Le fabricant de téléphones portables en difficulté Motorola, filiale du géant de l'internet Google, a présenté un smartphone personnalisable et fabriqué aux Etats-Unis. Ce modèle est censé lui permettre de rattraper son retard sur ce marché dominé par Apple et Samsung.

Le "Moto X" sera disponible aux Etats-Unis, au Canada et en Amérique latine "fin août/début septembre", a annoncé Motorola. Le suspense était entretenu depuis des mois sur cet appareil qui doit être le premier smartphone fabriqué aux Etats-Unis, dans l'Etat du Texas plus précisément.

Ces téléphones, à commencer par l'iPhone d'Apple, sont jusqu'ici assemblés à l'étranger, même si certains de leurs composants sont américains.

Modèles personnalisés

Sur son marché domestique, le Moto X sera proposé chez plusieurs opérateurs dont AT&T et Verizon en version noire ou blanche pour 199 dollars, à condition de souscrire en même temps un abonnement de deux ans. Mais des versions beaucoup plus personnalisées pourront être commandées en ligne, avec "plus de 2000 combinaisons possibles", promet Motorola.

Si le résultat n'est pas satisfaisant, l'acheteur peut le renvoyer pour des modifications pendant 14 jours (30 en Californie), précise-t-il.

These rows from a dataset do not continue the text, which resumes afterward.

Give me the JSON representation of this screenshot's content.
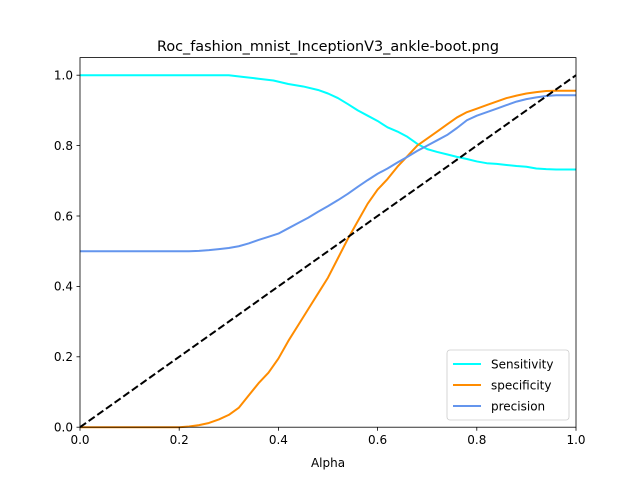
{
  "chart_data": {
    "type": "line",
    "title": "Roc_fashion_mnist_InceptionV3_ankle-boot.png",
    "xlabel": "Alpha",
    "ylabel": "",
    "xlim": [
      0,
      1
    ],
    "ylim": [
      0,
      1.05
    ],
    "x_ticks": [
      "0.0",
      "0.2",
      "0.4",
      "0.6",
      "0.8",
      "1.0"
    ],
    "y_ticks": [
      "0.0",
      "0.2",
      "0.4",
      "0.6",
      "0.8",
      "1.0"
    ],
    "grid": false,
    "legend_position": "lower-right",
    "series": [
      {
        "name": "Sensitivity",
        "color": "#00FFFF",
        "x": [
          0,
          0.05,
          0.1,
          0.15,
          0.2,
          0.25,
          0.3,
          0.33,
          0.36,
          0.39,
          0.42,
          0.45,
          0.48,
          0.5,
          0.52,
          0.54,
          0.56,
          0.58,
          0.6,
          0.62,
          0.64,
          0.66,
          0.68,
          0.7,
          0.72,
          0.74,
          0.76,
          0.78,
          0.8,
          0.82,
          0.84,
          0.86,
          0.88,
          0.9,
          0.92,
          0.94,
          0.96,
          0.98,
          1.0
        ],
        "y": [
          1.0,
          1.0,
          1.0,
          1.0,
          1.0,
          1.0,
          1.0,
          0.995,
          0.99,
          0.985,
          0.975,
          0.968,
          0.958,
          0.948,
          0.935,
          0.918,
          0.9,
          0.885,
          0.87,
          0.852,
          0.84,
          0.825,
          0.805,
          0.79,
          0.782,
          0.775,
          0.768,
          0.762,
          0.755,
          0.75,
          0.748,
          0.745,
          0.742,
          0.74,
          0.735,
          0.733,
          0.732,
          0.732,
          0.732
        ]
      },
      {
        "name": "specificity",
        "color": "#FF8C00",
        "x": [
          0,
          0.05,
          0.1,
          0.15,
          0.2,
          0.22,
          0.24,
          0.26,
          0.28,
          0.3,
          0.32,
          0.34,
          0.36,
          0.38,
          0.4,
          0.42,
          0.44,
          0.46,
          0.48,
          0.5,
          0.52,
          0.54,
          0.56,
          0.58,
          0.6,
          0.62,
          0.64,
          0.66,
          0.68,
          0.7,
          0.72,
          0.74,
          0.76,
          0.78,
          0.8,
          0.82,
          0.84,
          0.86,
          0.88,
          0.9,
          0.92,
          0.94,
          0.96,
          0.98,
          1.0
        ],
        "y": [
          0,
          0,
          0,
          0,
          0,
          0.002,
          0.006,
          0.012,
          0.022,
          0.035,
          0.055,
          0.09,
          0.125,
          0.155,
          0.195,
          0.245,
          0.29,
          0.335,
          0.38,
          0.425,
          0.48,
          0.535,
          0.585,
          0.635,
          0.675,
          0.705,
          0.74,
          0.77,
          0.8,
          0.82,
          0.84,
          0.86,
          0.88,
          0.895,
          0.905,
          0.915,
          0.925,
          0.935,
          0.942,
          0.948,
          0.952,
          0.955,
          0.956,
          0.956,
          0.956
        ]
      },
      {
        "name": "precision",
        "color": "#6495ED",
        "x": [
          0,
          0.05,
          0.1,
          0.15,
          0.2,
          0.22,
          0.24,
          0.26,
          0.28,
          0.3,
          0.32,
          0.34,
          0.36,
          0.38,
          0.4,
          0.42,
          0.44,
          0.46,
          0.48,
          0.5,
          0.52,
          0.54,
          0.56,
          0.58,
          0.6,
          0.62,
          0.64,
          0.66,
          0.68,
          0.7,
          0.72,
          0.74,
          0.76,
          0.78,
          0.8,
          0.82,
          0.84,
          0.86,
          0.88,
          0.9,
          0.92,
          0.94,
          0.96,
          0.98,
          1.0
        ],
        "y": [
          0.5,
          0.5,
          0.5,
          0.5,
          0.5,
          0.5,
          0.501,
          0.503,
          0.506,
          0.509,
          0.514,
          0.522,
          0.532,
          0.541,
          0.55,
          0.565,
          0.58,
          0.595,
          0.612,
          0.628,
          0.645,
          0.663,
          0.683,
          0.702,
          0.72,
          0.735,
          0.752,
          0.768,
          0.785,
          0.8,
          0.815,
          0.83,
          0.85,
          0.872,
          0.885,
          0.895,
          0.905,
          0.915,
          0.925,
          0.932,
          0.937,
          0.941,
          0.943,
          0.943,
          0.943
        ]
      },
      {
        "name": "",
        "color": "#000000",
        "dashed": true,
        "x": [
          0,
          1
        ],
        "y": [
          0,
          1
        ]
      }
    ]
  }
}
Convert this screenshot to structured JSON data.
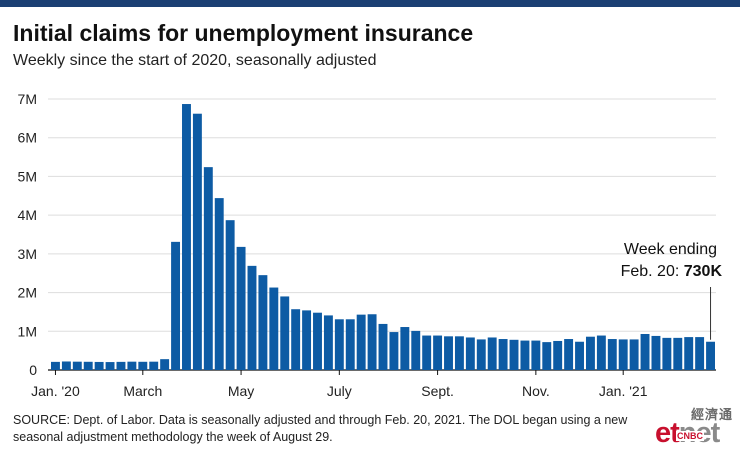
{
  "colors": {
    "bar": "#0d5ba4",
    "topbar": "#1b3f73",
    "axis": "#111111",
    "grid": "#dddddd"
  },
  "title": "Initial claims for unemployment insurance",
  "subtitle": "Weekly since the start of 2020, seasonally adjusted",
  "annotation": {
    "line1": "Week ending",
    "line2_prefix": "Feb. 20: ",
    "line2_value": "730K"
  },
  "source": "SOURCE: Dept. of Labor. Data is seasonally adjusted and through Feb. 20, 2021. The DOL began using a new seasonal adjustment methodology the week of August 29.",
  "logo": {
    "cn": "經濟通",
    "et": "et",
    "net": "net",
    "cnbc": "CNBC"
  },
  "chart_data": {
    "type": "bar",
    "title": "Initial claims for unemployment insurance",
    "subtitle": "Weekly since the start of 2020, seasonally adjusted",
    "unit": "claims",
    "ylim": [
      0,
      7000000
    ],
    "yticks": [
      0,
      1000000,
      2000000,
      3000000,
      4000000,
      5000000,
      6000000,
      7000000
    ],
    "ytick_labels": [
      "0",
      "1M",
      "2M",
      "3M",
      "4M",
      "5M",
      "6M",
      "7M"
    ],
    "xtick_labels": [
      {
        "label": "Jan. '20",
        "index": 0
      },
      {
        "label": "March",
        "index": 8
      },
      {
        "label": "May",
        "index": 17
      },
      {
        "label": "July",
        "index": 26
      },
      {
        "label": "Sept.",
        "index": 35
      },
      {
        "label": "Nov.",
        "index": 44
      },
      {
        "label": "Jan. '21",
        "index": 52
      }
    ],
    "grid": true,
    "values": [
      210000,
      220000,
      215000,
      212000,
      208000,
      205000,
      210000,
      215000,
      212000,
      215000,
      280000,
      3310000,
      6870000,
      6620000,
      5240000,
      4440000,
      3870000,
      3180000,
      2690000,
      2450000,
      2130000,
      1900000,
      1570000,
      1540000,
      1480000,
      1410000,
      1310000,
      1310000,
      1430000,
      1440000,
      1190000,
      980000,
      1110000,
      1010000,
      890000,
      890000,
      870000,
      870000,
      840000,
      790000,
      840000,
      800000,
      780000,
      760000,
      760000,
      720000,
      750000,
      800000,
      730000,
      860000,
      890000,
      800000,
      790000,
      790000,
      930000,
      880000,
      830000,
      830000,
      850000,
      850000,
      730000
    ]
  }
}
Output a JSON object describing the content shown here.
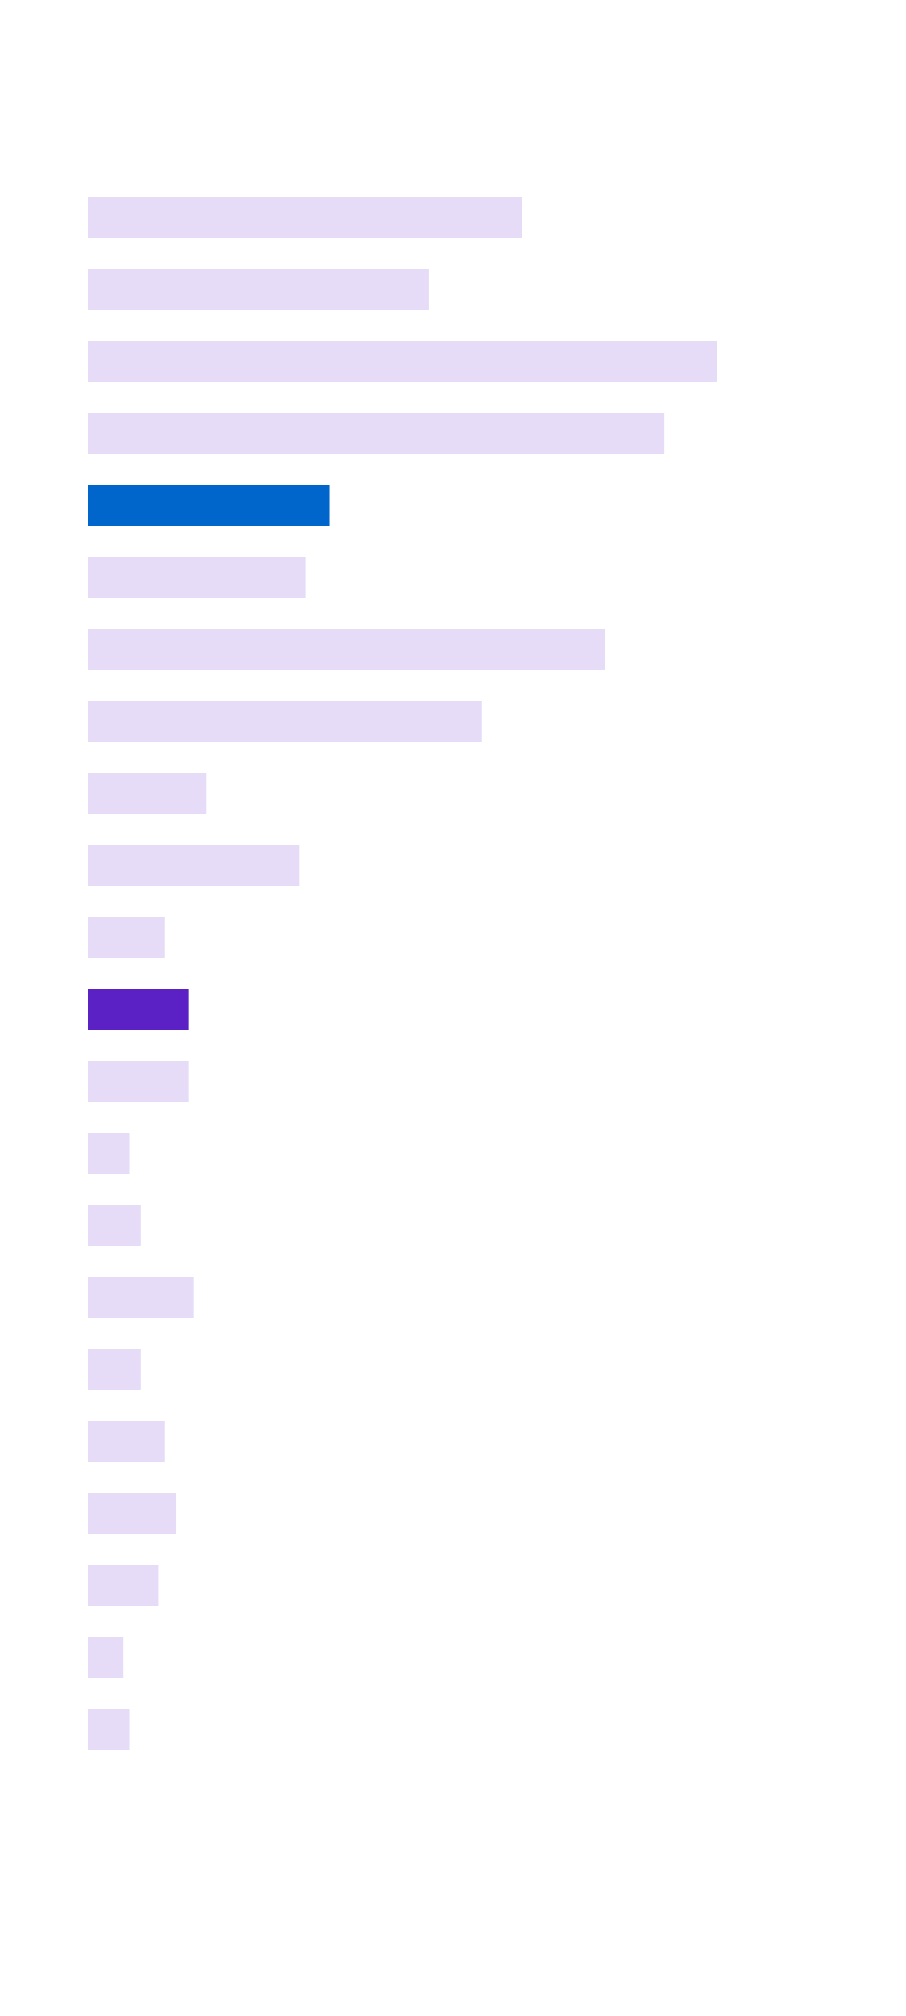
{
  "chart_data": {
    "type": "barh",
    "values": [
      345,
      271,
      500,
      458,
      192,
      173,
      411,
      313,
      94,
      168,
      61,
      80,
      80,
      33,
      42,
      84,
      42,
      61,
      70,
      56,
      28,
      33
    ],
    "colors": [
      "#e6dcf8",
      "#e6dcf8",
      "#e6dcf8",
      "#e6dcf8",
      "#0066cc",
      "#e6dcf8",
      "#e6dcf8",
      "#e6dcf8",
      "#e6dcf8",
      "#e6dcf8",
      "#e6dcf8",
      "#5b21c4",
      "#e6dcf8",
      "#e6dcf8",
      "#e6dcf8",
      "#e6dcf8",
      "#e6dcf8",
      "#e6dcf8",
      "#e6dcf8",
      "#e6dcf8",
      "#e6dcf8",
      "#e6dcf8"
    ],
    "xlim": [
      0,
      500
    ]
  }
}
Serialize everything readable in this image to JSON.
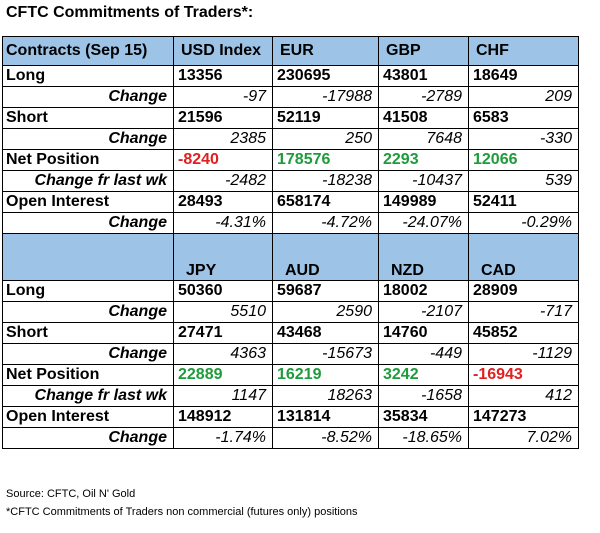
{
  "title": "CFTC Commitments of Traders*:",
  "section1": {
    "header": [
      "Contracts (Sep 15)",
      "USD Index",
      "EUR",
      "GBP",
      "CHF"
    ],
    "long": {
      "label": "Long",
      "values": [
        "13356",
        "230695",
        "43801",
        "18649"
      ]
    },
    "long_change": {
      "label": "Change",
      "values": [
        "-97",
        "-17988",
        "-2789",
        "209"
      ]
    },
    "short": {
      "label": "Short",
      "values": [
        "21596",
        "52119",
        "41508",
        "6583"
      ]
    },
    "short_change": {
      "label": "Change",
      "values": [
        "2385",
        "250",
        "7648",
        "-330"
      ]
    },
    "net": {
      "label": "Net Position",
      "values": [
        "-8240",
        "178576",
        "2293",
        "12066"
      ]
    },
    "net_change": {
      "label": "Change fr last wk",
      "values": [
        "-2482",
        "-18238",
        "-10437",
        "539"
      ]
    },
    "oi": {
      "label": "Open Interest",
      "values": [
        "28493",
        "658174",
        "149989",
        "52411"
      ]
    },
    "oi_change": {
      "label": "Change",
      "values": [
        "-4.31%",
        "-4.72%",
        "-24.07%",
        "-0.29%"
      ]
    }
  },
  "section2": {
    "header": [
      "",
      "JPY",
      "AUD",
      "NZD",
      "CAD"
    ],
    "long": {
      "label": "Long",
      "values": [
        "50360",
        "59687",
        "18002",
        "28909"
      ]
    },
    "long_change": {
      "label": "Change",
      "values": [
        "5510",
        "2590",
        "-2107",
        "-717"
      ]
    },
    "short": {
      "label": "Short",
      "values": [
        "27471",
        "43468",
        "14760",
        "45852"
      ]
    },
    "short_change": {
      "label": "Change",
      "values": [
        "4363",
        "-15673",
        "-449",
        "-1129"
      ]
    },
    "net": {
      "label": "Net Position",
      "values": [
        "22889",
        "16219",
        "3242",
        "-16943"
      ]
    },
    "net_change": {
      "label": "Change fr last wk",
      "values": [
        "1147",
        "18263",
        "-1658",
        "412"
      ]
    },
    "oi": {
      "label": "Open Interest",
      "values": [
        "148912",
        "131814",
        "35834",
        "147273"
      ]
    },
    "oi_change": {
      "label": "Change",
      "values": [
        "-1.74%",
        "-8.52%",
        "-18.65%",
        "7.02%"
      ]
    }
  },
  "source": "Source: CFTC, Oil N' Gold",
  "footnote": "*CFTC Commitments of Traders non commercial (futures only) positions",
  "colors": {
    "header_bg": "#9dc3e6",
    "negative": "#e02020",
    "positive": "#1e9b3a"
  }
}
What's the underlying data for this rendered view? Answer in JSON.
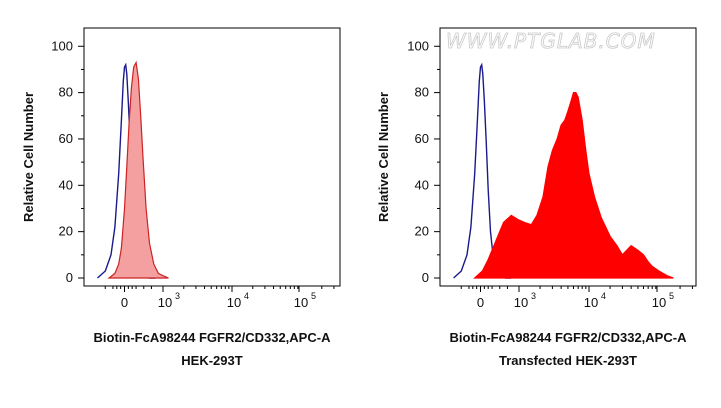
{
  "watermark": "WWW.PTGLAB.COM",
  "colors": {
    "control": "#1a1a8c",
    "left_fill": "#f4a0a0",
    "left_stroke": "#cc2222",
    "right_fill": "#ff0000",
    "axis": "#000000"
  },
  "chart_data": [
    {
      "type": "area",
      "xlabel": "Biotin-FcA98244 FGFR2/CD332,APC-A",
      "subtitle": "HEK-293T",
      "ylabel": "Relative Cell Number",
      "y_ticks": [
        0,
        20,
        40,
        60,
        80,
        100
      ],
      "ylim": [
        0,
        104
      ],
      "x_scale": "biexponential",
      "x_ticks": [
        {
          "base": "0",
          "exp": ""
        },
        {
          "base": "10",
          "exp": "3"
        },
        {
          "base": "10",
          "exp": "4"
        },
        {
          "base": "10",
          "exp": "5"
        }
      ],
      "series": [
        {
          "role": "control",
          "style": "line",
          "x": [
            -700,
            -500,
            -350,
            -250,
            -150,
            -80,
            -30,
            0,
            30,
            60,
            100,
            150,
            200,
            260,
            330,
            420,
            520,
            650,
            800
          ],
          "y": [
            0,
            3,
            10,
            22,
            45,
            68,
            85,
            91,
            92,
            88,
            76,
            58,
            38,
            20,
            9,
            3,
            1,
            0,
            0
          ]
        },
        {
          "role": "stained",
          "style": "fill",
          "x": [
            -400,
            -250,
            -150,
            -80,
            0,
            60,
            120,
            180,
            240,
            300,
            360,
            420,
            480,
            560,
            650,
            760,
            880,
            1000,
            1200
          ],
          "y": [
            0,
            2,
            6,
            13,
            30,
            48,
            67,
            82,
            91,
            93,
            86,
            70,
            52,
            30,
            15,
            6,
            2,
            1,
            0
          ]
        }
      ]
    },
    {
      "type": "area",
      "xlabel": "Biotin-FcA98244 FGFR2/CD332,APC-A",
      "subtitle": "Transfected HEK-293T",
      "ylabel": "Relative Cell Number",
      "y_ticks": [
        0,
        20,
        40,
        60,
        80,
        100
      ],
      "ylim": [
        0,
        104
      ],
      "x_scale": "biexponential",
      "x_ticks": [
        {
          "base": "0",
          "exp": ""
        },
        {
          "base": "10",
          "exp": "3"
        },
        {
          "base": "10",
          "exp": "4"
        },
        {
          "base": "10",
          "exp": "5"
        }
      ],
      "series": [
        {
          "role": "control",
          "style": "line",
          "x": [
            -700,
            -500,
            -350,
            -250,
            -150,
            -80,
            -30,
            0,
            30,
            60,
            100,
            150,
            200,
            260,
            330,
            420,
            520,
            650,
            800
          ],
          "y": [
            0,
            3,
            10,
            22,
            45,
            68,
            85,
            91,
            92,
            88,
            76,
            58,
            38,
            20,
            9,
            3,
            1,
            0,
            0
          ]
        },
        {
          "role": "stained",
          "style": "fill",
          "x": [
            -150,
            50,
            200,
            400,
            600,
            800,
            1000,
            1200,
            1500,
            1800,
            2200,
            2600,
            3000,
            3500,
            4000,
            4500,
            5000,
            5500,
            6000,
            6500,
            7000,
            8000,
            9000,
            10000,
            12000,
            15000,
            20000,
            25000,
            30000,
            40000,
            50000,
            60000,
            70000,
            80000,
            100000,
            130000,
            160000
          ],
          "y": [
            0,
            3,
            8,
            16,
            24,
            27,
            25,
            24,
            23,
            27,
            35,
            48,
            55,
            60,
            66,
            68,
            72,
            76,
            80,
            80,
            78,
            68,
            55,
            45,
            35,
            26,
            18,
            14,
            10,
            14,
            12,
            10,
            7,
            5,
            3,
            1,
            0
          ]
        }
      ]
    }
  ]
}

Le Moto X, qui utilise sans surprise le système d'exploitation mobile Android de Google, a un écran de 4,7 pouces (un peu moins de 12 centimètres). Il est équipé d'un appareil photo très réactif, avec un capteur très sensible, répond aux commandes vocales, et Motorola met aussi en avant la résistance de sa batterie, qui dure "toute la journée et jusque dans la nuit".

Un poids pour Google

Motorola avait été l'un des pionniers de la téléphonie mobile, pour laquelle il avait déposé les premiers brevets dans les années 1970. Mais il a raté le tournant des smartphones.

L'entreprise joue aujourd'hui son va-tout avec le Moto X, le premier téléphone que Motorola conçoit entièrement sous l'égide de sa nouvelle maison-mère Google, qui l'a racheté l'an dernier.

Motorola continue de plomber trimestre après trimestre les comptes de sa maison-mère (la perte opérationnelle s'est encore montée à 342 millions de dollars entre avril et juin), en dépit d'importantes restructurations.